Alleged Winnipeg serial killer threatened to kill 2 previous partners, court records reveal
CBC
WARNING: This story contains distressing details.
Alleged serial killer Jeremy Skibicki threatened to kill two previous partners in the last seven years, according to a court hearing involving one woman and a protection order filed by the other.
In June 2015, the Winnipeg man — now charged with first-degree murder in the deaths of four women — was convicted of assaulting his common-law partner.
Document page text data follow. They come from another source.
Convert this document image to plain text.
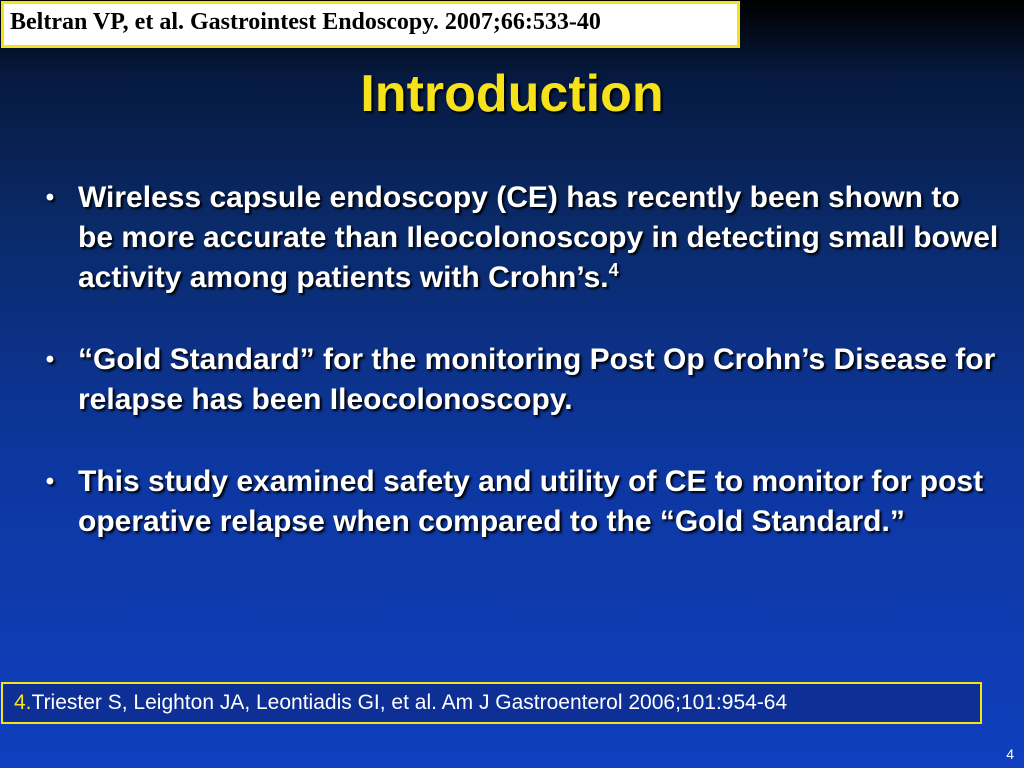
Beltran VP, et al. Gastrointest Endoscopy. 2007;66:533-40
Introduction
• Wireless capsule endoscopy (CE) has recently been shown to be more accurate than Ileocolonoscopy in detecting small bowel activity among patients with Crohn’s.$^4$
• “Gold Standard” for the monitoring Post Op Crohn’s Disease for relapse has been Ileocolonoscopy.
• This study examined safety and utility of CE to monitor for post operative relapse when compared to the “Gold Standard.”
4.Triester S, Leighton JA, Leontiadis GI, et al. Am J Gastroenterol 2006;101:954-64
4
After spending about two months behind bars, he was sentenced to two years probation.
According to a statement of facts agreed to by Crown and defence attorneys, Skibicki grabbed his pregnant partner's hair and punched her in the face several times, then tried to strangle her.
He told her he would kill her if she called police.
That woman applied for a protection order against Skibicki that same year, saying in her application she feared "he won't stop until I'm dead."
The application for the protection order was dismissed, but it's not clear why.
The conditions of his probation from the assault conviction required that he stay away from his partner and not make contact for two years.
Four years later, another woman — Skibicki's estranged wife — successfully filed for a protection order against him, alleging in both an application for the order and a hearing that she suffered a litany of abuse at his hands and that he threatened to kill her.
"He has suggested he would kill me or that other gangs will abduct me and torture or kill me or traffic me," and "told me he would put me in a garbage bag," she wrote in her application for the protection order.
"I'm actually extremely afraid for my life," she later said in the hearing for the protection order.
There was also an assault charge against Skibicki that was stayed.
The mother of the estranged wife says it was for attacking her daughter, who is Métis, in January 2021.
CBC News is not naming the women because they are victims of abuse. Both of them identify as Indigenous.